Drummer Mike Reed says in the liner notes to his latest Loose Assembly album that he’s interested in “the idea of groups – aggregations of people and how they work. Bands, jobs, companies, everything.” As much as he might make a fine office manager, he’s thankfully chosen the job of bandleader. To get his quintet of alto saxophonist Greg Ward, cellist Tomeka Reid, vibraphonist Jason Adasiewicz, and bassist Joshua Abrams and special guest saxophonist-composer and AACM pater familias Roscoe Mitchell to work together on Empathetic Parts, he has written a short theme and then devised a set of general rules for the improvisers to follow. He then lets the players interact according to the rules and sees how the music unfolds.
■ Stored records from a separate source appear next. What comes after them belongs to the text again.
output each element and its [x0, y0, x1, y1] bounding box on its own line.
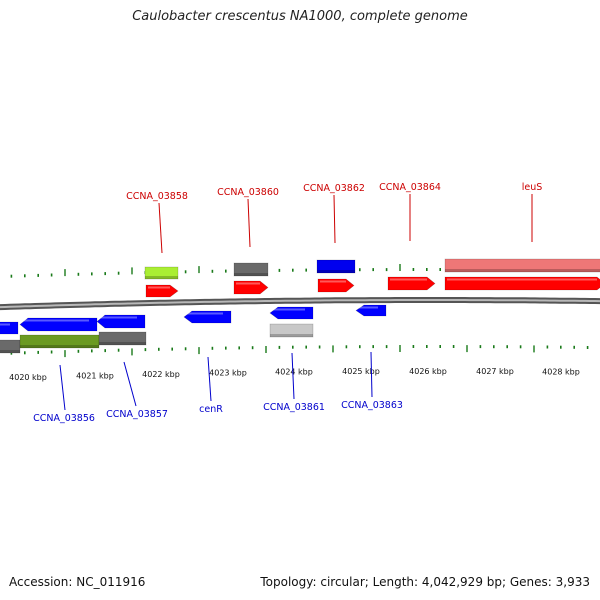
- label-ccna-03863-leader: [370, 351, 373, 398]
- label-cenr[interactable]: cenR: [199, 404, 223, 415]
- feature-gray-1[interactable]: [233, 262, 269, 277]
- gene-ccna-03860-gloss: [236, 282, 260, 285]
- gene-cenr-gloss: [186, 312, 223, 315]
- gene-ccna-03857-shape[interactable]: [96, 314, 146, 329]
- feature-pink-1[interactable]: [444, 258, 600, 273]
- feature-gray-2-shade: [0, 350, 20, 353]
- gene-ccna-03855[interactable]: [0, 321, 19, 335]
- scale-label: 4023 kbp: [209, 369, 247, 378]
- feature-gray-1-shape[interactable]: [233, 262, 269, 277]
- label-ccna-03860-leader: [247, 198, 251, 248]
- gene-ccna-03856-shape[interactable]: [19, 317, 98, 332]
- gene-leus[interactable]: [444, 276, 600, 291]
- label-ccna-03857[interactable]: CCNA_03857: [106, 409, 168, 420]
- genome-backbone-highlight: [0, 299, 600, 309]
- gene-ccna-03861[interactable]: [269, 306, 314, 320]
- feature-gray-3-shade: [99, 342, 146, 345]
- gene-ccna-03864-gloss: [390, 278, 427, 281]
- label-ccna-03860[interactable]: CCNA_03860: [217, 187, 279, 198]
- label-ccna-03861[interactable]: CCNA_03861: [263, 402, 325, 413]
- gene-ccna-03860[interactable]: [233, 280, 269, 295]
- gene-ccna-03861-shape[interactable]: [269, 306, 314, 320]
- gene-ccna-03857[interactable]: [96, 314, 146, 329]
- feature-light-gray-1-shape[interactable]: [269, 323, 314, 338]
- label-ccna-03857-leader: [123, 361, 137, 407]
- feature-gray-3[interactable]: [98, 331, 147, 346]
- gene-leus-gloss: [447, 278, 597, 281]
- feature-green-1-shade: [145, 276, 178, 279]
- gene-ccna-03858-shape[interactable]: [145, 284, 179, 298]
- gene-ccna-03864[interactable]: [387, 276, 436, 291]
- gene-ccna-03862-shape[interactable]: [317, 278, 355, 293]
- label-ccna-03864[interactable]: CCNA_03864: [379, 182, 441, 193]
- gene-ccna-03862[interactable]: [317, 278, 355, 293]
- scale-label: 4020 kbp: [9, 373, 47, 382]
- scale-label: 4025 kbp: [342, 367, 380, 376]
- gene-cenr-shape[interactable]: [183, 310, 232, 324]
- gene-ccna-03856-gloss: [22, 319, 89, 322]
- scale-label: 4024 kbp: [275, 368, 313, 377]
- label-ccna-03856[interactable]: CCNA_03856: [33, 413, 95, 424]
- genome-summary-text: Topology: circular; Length: 4,042,929 bp…: [260, 575, 590, 589]
- feature-blue-upper[interactable]: [316, 259, 356, 274]
- feature-olive-1-shade: [20, 345, 99, 348]
- gene-ccna-03864-shape[interactable]: [387, 276, 436, 291]
- feature-green-1[interactable]: [144, 266, 179, 280]
- label-ccna-03861-leader: [291, 352, 295, 400]
- scale-label: 4022 kbp: [142, 370, 180, 379]
- label-ccna-03858[interactable]: CCNA_03858: [126, 191, 188, 202]
- feature-gray-3-shape[interactable]: [98, 331, 147, 346]
- label-ccna-03862-leader: [333, 194, 336, 244]
- feature-blue-upper-shape[interactable]: [316, 259, 356, 274]
- label-ccna-03863[interactable]: CCNA_03863: [341, 400, 403, 411]
- feature-light-gray-1-shade: [270, 334, 313, 337]
- gene-ccna-03858-gloss: [148, 286, 170, 289]
- gene-leus-shape[interactable]: [444, 276, 600, 291]
- gene-ccna-03855-shape[interactable]: [0, 321, 19, 335]
- gene-ccna-03860-shape[interactable]: [233, 280, 269, 295]
- gene-ccna-03862-gloss: [320, 280, 346, 283]
- feature-pink-1-shade: [445, 269, 600, 272]
- scale-label: 4028 kbp: [542, 368, 580, 377]
- label-ccna-03856-leader: [59, 364, 66, 411]
- feature-gray-2[interactable]: [0, 339, 21, 354]
- accession-text: Accession: NC_011916: [9, 575, 146, 589]
- gene-ccna-03863[interactable]: [355, 304, 387, 317]
- label-ccna-03858-leader: [158, 202, 163, 254]
- gene-cenr[interactable]: [183, 310, 232, 324]
- scale-label: 4027 kbp: [476, 367, 514, 376]
- label-cenr-leader: [207, 356, 212, 402]
- feature-pink-1-shape[interactable]: [444, 258, 600, 273]
- gene-ccna-03863-shape[interactable]: [355, 304, 387, 317]
- scale-label: 4021 kbp: [76, 371, 114, 380]
- gene-ccna-03856[interactable]: [19, 317, 98, 332]
- feature-olive-1[interactable]: [19, 334, 100, 349]
- gene-ccna-03863-gloss: [358, 306, 378, 309]
- gene-ccna-03857-gloss: [99, 316, 137, 319]
- label-leus[interactable]: leuS: [522, 182, 543, 193]
- feature-light-gray-1[interactable]: [269, 323, 314, 338]
- scale-label: 4026 kbp: [409, 367, 447, 376]
- gene-ccna-03861-gloss: [272, 308, 305, 311]
- feature-blue-upper-shade: [317, 270, 355, 273]
- label-ccna-03862[interactable]: CCNA_03862: [303, 183, 365, 194]
- gene-ccna-03855-gloss: [0, 323, 10, 326]
- gene-ccna-03858[interactable]: [145, 284, 179, 298]
- map-title: Caulobacter crescentus NA1000, complete …: [132, 9, 468, 24]
- feature-green-1-shape[interactable]: [144, 266, 179, 280]
- feature-gray-1-shade: [234, 273, 268, 276]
First, he lets the band spontaneously arrange and voice his theme. It’s a process that generally takes place naturally within a band of improvisers anyway, although often in the rehearsal stage. Exposing it in performance lays bare the ways in which each instrumentalist can alter the ultimate shape of a written theme. For everything that occurs outside the statement of the theme, Reed specifies six concepts – long tones, pointillistic, swinging, free time, ostinato, and silence – and assigns one to each player. The musicians use a combination of a few additional instructions, colored paddles, and gestures to control the flow of these elements within the performance.

For the listener, the exact rules hardly matter; it’s the music that arises out of them that counts. At their best, these kinds of loose rules create music that tantalizes the listener with brief revelations of the laws controlling the piece, the hidden order underlying the surface activity. In a way, guided improvisation is a music for lovers of mystery – you can sense the rules governing the process, even when they aren’t evident. Cannily, Reed doesn’t reveal to whom each of the six concept-parts is assigned, so the attentive listener can also try to puzzle out what role each player is assigned.

Loose Assembly and their guest give the piece a vivid and engaged performance. The pitfall of guided improvs is they can sound choppy and schematic when the bones show. But the band makes the specified interactions and transitions organic to the music’s development, listening carefully before making any decisions about the direction of the piece. For instance, the transition into a fast swinging tempo about 20 minutes into the piece is unforced, and neatly placed to build tension. When it expires into a silence punctuated by discrete phrases the contrast is welcome and entirely fitting. The orchestration and balance among the voices in the group are well judged – no one overplays, no one makes a sound that’s out of place – but not surprisingly, Mitchell almost always dominates when he’s soloing, his hard, penetrating sound simply overshadows everyone else.

Reed himself is the real deal. One of the most alert and swinging drummers to emerge in the past few years, he plays continuously, moving seamlessly among the various elements of the piece. He clearly knows the jazz tradition and he’s an intelligent leader and accompanist. But he also plays with a deep, funky feeling that’s the equal of his knowledge and smarts. Something of a scholar of compositions by Chicago drummers, he concludes the set with Steve McCall’s “I’ll Be Right Here Waiting,” which is given a sensitive collective reading and exposition by the entire sextet.

Reed’s rules of engagement are a neat synthesis of several approaches to guided improvisation. Spontaneous arrangement of a theme is a technique with a long history in jazz since the sixties, beginning at least with Coleman’s Free Jazz and Coltrane’s Ascension. (Heck, you could even count some of the riff tunes of the Basie and Woody Herman bands, for that matter.) For the rules guiding the remaining improvisations, Reed cites a piece by trombonist Jeff Albert and Fred Lomberg-Holms’ Lightbox Orchestra as immediate inspirations, but the techniques he uses have cropped up in works by Mitchell himself, John Zorn, ROVA Saxophone Quartet, William Parker, Butch Morris, and many, many others over the years. The originality of the concept is perhaps less important than Reed’s particular combination of strategies and the playing of the individuals involved, both of which make this performance, recorded live at the 2009 Umbrella Music Festival in Chicago, quite new and original indeed.